My quest to start a whoopie pie stand of my very own in a Chicago farmers market.
Behold! The classic whoopie pie!
I used a pretty decent chocolate cake recipe from Gilt Taste of all places, and the classic marshmallow fluff recipe here. I wanted to make the marshmallow fluff filling because I wanted to try a variation on s’mores, which is one of the flavors I would eventually like to sell and also wanted to try the “classic” whoopie pie. (I think this would technically be a classic only in Maine where they’re known to use marshmallow for their filling as opposed to the Amish, who use a kind of vanilla icing.)
So I made some simple chocolate cake/marshmallow fluff pies and then for some I added speculoos spread to one cake before filling.
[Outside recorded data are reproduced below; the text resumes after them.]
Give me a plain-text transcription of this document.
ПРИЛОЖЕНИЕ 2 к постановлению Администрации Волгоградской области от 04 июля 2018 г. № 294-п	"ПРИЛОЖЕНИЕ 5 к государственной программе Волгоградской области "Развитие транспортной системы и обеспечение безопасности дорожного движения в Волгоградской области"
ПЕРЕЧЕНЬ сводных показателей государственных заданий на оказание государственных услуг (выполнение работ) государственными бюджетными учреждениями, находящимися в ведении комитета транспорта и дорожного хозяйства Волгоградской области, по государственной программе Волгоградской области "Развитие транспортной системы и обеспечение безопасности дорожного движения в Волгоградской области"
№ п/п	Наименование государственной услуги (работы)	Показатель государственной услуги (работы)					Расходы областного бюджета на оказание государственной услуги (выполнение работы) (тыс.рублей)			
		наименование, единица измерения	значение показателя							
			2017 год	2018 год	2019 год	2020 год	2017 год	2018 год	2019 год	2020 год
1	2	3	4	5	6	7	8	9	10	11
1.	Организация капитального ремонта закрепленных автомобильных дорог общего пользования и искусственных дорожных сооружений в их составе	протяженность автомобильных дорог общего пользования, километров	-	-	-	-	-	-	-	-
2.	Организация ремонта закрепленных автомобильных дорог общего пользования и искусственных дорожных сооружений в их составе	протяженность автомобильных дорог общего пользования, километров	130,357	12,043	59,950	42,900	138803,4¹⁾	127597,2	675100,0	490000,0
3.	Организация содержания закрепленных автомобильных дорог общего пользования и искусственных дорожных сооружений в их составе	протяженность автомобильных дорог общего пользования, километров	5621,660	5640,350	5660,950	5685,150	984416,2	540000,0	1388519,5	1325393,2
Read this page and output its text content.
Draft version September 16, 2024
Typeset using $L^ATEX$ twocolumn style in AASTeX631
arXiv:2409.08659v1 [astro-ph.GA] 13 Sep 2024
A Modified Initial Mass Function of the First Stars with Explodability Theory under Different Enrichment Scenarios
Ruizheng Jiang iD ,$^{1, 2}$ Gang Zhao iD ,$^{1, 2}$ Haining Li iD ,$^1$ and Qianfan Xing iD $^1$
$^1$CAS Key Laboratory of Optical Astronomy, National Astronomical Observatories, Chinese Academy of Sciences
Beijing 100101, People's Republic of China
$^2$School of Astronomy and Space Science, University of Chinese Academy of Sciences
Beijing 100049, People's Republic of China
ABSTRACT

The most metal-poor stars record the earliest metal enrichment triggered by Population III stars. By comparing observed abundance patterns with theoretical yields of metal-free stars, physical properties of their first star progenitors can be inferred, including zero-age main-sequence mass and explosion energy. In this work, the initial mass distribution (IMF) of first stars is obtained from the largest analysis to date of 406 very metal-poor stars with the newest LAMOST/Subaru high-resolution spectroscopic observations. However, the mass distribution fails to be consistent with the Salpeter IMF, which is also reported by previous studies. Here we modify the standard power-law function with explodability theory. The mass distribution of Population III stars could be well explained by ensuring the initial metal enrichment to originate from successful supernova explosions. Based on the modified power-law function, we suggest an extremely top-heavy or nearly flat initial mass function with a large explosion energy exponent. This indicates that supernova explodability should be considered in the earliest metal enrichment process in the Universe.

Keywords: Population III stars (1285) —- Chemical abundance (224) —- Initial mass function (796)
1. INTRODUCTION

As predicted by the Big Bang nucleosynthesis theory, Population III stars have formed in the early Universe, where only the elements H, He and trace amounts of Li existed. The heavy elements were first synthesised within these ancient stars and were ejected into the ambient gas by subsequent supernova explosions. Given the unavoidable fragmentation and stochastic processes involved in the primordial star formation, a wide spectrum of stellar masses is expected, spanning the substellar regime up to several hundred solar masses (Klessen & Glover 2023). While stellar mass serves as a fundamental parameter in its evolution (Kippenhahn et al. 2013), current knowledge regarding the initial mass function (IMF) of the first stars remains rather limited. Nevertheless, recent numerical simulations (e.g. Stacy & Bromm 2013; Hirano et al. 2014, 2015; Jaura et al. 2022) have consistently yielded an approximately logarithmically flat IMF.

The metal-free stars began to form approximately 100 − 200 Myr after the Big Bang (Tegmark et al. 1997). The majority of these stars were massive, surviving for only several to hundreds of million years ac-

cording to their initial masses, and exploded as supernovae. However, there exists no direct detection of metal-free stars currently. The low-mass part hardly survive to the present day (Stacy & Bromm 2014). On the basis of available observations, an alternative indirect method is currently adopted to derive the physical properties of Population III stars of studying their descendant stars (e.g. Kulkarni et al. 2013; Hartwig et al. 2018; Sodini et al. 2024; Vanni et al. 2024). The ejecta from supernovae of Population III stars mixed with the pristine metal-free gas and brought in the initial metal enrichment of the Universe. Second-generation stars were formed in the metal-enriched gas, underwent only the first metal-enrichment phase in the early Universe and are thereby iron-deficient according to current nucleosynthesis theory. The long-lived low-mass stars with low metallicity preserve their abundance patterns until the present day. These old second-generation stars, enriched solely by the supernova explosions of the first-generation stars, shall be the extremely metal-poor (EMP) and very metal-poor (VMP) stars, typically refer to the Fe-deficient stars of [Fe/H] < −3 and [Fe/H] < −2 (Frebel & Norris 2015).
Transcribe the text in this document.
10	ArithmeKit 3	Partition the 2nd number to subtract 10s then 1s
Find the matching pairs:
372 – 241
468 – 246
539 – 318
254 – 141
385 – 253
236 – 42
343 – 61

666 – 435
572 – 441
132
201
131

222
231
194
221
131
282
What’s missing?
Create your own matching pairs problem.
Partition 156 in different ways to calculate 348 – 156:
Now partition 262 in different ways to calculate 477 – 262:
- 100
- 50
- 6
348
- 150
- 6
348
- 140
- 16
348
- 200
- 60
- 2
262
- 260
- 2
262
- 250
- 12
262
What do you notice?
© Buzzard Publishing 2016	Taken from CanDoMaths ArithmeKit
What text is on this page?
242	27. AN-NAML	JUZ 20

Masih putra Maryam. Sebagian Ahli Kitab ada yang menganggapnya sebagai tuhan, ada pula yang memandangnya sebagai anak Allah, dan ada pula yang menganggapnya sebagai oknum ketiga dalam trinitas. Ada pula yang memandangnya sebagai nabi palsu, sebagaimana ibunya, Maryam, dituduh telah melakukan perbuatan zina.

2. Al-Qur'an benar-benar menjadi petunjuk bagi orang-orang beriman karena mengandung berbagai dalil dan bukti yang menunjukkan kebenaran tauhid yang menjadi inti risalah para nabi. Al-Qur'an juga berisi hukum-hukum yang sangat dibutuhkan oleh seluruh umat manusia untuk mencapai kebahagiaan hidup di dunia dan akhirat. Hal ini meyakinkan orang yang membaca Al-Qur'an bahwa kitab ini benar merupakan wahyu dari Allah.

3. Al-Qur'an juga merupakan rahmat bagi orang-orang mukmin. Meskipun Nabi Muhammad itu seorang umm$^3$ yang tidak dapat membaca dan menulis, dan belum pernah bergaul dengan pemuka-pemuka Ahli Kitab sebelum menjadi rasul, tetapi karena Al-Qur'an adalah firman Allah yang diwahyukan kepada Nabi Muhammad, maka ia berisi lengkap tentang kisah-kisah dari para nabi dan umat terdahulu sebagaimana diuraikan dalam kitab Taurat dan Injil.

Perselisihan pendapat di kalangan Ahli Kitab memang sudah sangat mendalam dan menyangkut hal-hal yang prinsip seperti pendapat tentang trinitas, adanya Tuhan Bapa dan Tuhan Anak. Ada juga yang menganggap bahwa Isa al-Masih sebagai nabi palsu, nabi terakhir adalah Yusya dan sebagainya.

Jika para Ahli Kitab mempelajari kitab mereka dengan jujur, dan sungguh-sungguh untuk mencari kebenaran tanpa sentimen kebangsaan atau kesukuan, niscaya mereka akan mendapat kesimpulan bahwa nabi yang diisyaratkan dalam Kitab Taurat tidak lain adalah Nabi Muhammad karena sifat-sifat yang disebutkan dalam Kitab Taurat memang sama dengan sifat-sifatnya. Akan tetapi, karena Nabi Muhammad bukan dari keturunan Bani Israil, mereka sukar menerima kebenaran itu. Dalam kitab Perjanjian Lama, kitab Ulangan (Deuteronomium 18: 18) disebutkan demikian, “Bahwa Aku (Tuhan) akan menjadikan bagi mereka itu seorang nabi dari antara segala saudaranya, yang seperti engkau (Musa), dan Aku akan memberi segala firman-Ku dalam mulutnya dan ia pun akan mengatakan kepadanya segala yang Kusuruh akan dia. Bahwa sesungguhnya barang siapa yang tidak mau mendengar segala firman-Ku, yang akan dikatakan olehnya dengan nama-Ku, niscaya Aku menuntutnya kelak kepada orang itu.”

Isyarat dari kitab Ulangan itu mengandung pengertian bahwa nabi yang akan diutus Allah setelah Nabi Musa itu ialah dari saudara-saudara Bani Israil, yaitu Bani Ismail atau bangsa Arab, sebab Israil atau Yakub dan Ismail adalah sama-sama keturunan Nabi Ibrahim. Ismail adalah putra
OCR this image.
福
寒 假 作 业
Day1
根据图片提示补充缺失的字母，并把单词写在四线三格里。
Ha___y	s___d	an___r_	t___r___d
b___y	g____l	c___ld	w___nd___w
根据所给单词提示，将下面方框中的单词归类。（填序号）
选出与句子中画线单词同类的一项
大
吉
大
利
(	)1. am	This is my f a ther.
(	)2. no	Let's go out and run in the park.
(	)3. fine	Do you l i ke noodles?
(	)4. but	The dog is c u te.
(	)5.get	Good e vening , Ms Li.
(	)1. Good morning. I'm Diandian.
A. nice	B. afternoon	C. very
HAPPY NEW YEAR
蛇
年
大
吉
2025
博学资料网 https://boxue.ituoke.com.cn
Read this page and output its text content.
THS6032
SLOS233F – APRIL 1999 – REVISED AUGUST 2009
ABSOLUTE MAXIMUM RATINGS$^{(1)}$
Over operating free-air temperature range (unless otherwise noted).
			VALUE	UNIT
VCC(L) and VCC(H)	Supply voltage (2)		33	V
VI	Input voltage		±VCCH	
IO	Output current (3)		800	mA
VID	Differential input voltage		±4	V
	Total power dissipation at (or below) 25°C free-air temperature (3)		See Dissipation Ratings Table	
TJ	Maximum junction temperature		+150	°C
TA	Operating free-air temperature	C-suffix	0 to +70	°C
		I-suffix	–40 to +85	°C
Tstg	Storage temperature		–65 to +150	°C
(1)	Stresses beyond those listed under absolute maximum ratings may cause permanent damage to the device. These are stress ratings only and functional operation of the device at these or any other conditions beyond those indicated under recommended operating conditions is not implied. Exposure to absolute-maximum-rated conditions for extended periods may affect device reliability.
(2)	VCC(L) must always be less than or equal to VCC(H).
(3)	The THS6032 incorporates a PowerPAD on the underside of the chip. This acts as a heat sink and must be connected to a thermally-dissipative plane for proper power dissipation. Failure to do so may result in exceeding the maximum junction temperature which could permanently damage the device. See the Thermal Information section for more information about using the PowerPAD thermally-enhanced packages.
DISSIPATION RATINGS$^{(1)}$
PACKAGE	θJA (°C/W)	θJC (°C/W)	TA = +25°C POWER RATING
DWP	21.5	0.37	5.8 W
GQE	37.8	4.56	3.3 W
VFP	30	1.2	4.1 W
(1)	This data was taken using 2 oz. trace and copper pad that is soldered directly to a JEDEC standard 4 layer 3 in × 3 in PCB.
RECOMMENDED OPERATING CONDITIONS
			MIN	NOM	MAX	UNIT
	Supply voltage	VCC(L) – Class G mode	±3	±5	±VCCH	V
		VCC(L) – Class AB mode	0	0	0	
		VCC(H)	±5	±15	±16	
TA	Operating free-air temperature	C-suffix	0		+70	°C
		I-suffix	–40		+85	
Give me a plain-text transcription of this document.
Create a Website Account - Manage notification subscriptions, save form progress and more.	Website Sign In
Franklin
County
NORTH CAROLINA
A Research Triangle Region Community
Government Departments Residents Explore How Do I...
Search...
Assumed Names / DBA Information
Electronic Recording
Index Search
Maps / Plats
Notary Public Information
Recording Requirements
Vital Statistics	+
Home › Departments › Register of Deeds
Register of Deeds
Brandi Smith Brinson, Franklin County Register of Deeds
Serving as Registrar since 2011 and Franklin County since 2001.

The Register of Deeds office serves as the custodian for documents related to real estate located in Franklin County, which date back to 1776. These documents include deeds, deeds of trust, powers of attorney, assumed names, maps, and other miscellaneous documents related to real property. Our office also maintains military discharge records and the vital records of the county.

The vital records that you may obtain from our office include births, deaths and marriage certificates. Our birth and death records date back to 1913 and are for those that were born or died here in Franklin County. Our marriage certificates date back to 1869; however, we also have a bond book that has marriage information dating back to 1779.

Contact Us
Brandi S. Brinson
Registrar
Speculoos spread is made out of spice cookies (most often Biscoff cookies) and tastes kind of similar to peanut butter or graham crackers. It’s for that reason I thought the chocolate, marshmallow, graham-ish flavors would hopefully meld into a s’more flavor. Alas, they did not, but they did meld into a delicious whoopie pie nonetheless. I think I’ll have to try graham cakes with chocolate ganache and marshmallow filling instead to get a s’more flavor.
And though they did end up looking pretty nice in the pictures (thanks goes to Patrick for the pictures!), if you let them sit around too long at room temp the tops started to slide off, and the marshmallow fluff would get stuck to anything nearby: the plate, another whoopie pie, your fingers…
So this was a good start, but I’d like the chocolate cake to be a little more moist than these were, and I’ll definitely need to work on firming up the fluff so these guys can stand up on their own. All in all, not a bad experiment by any means since we now have an entire jar of speculoos spread in the apartment. Not that we’ve tried it on anything else yet…not like cinnamon graham crackers…or Dulce de Leche Girl Scout Cookies…or toast…or silly things like that. No way. Not us.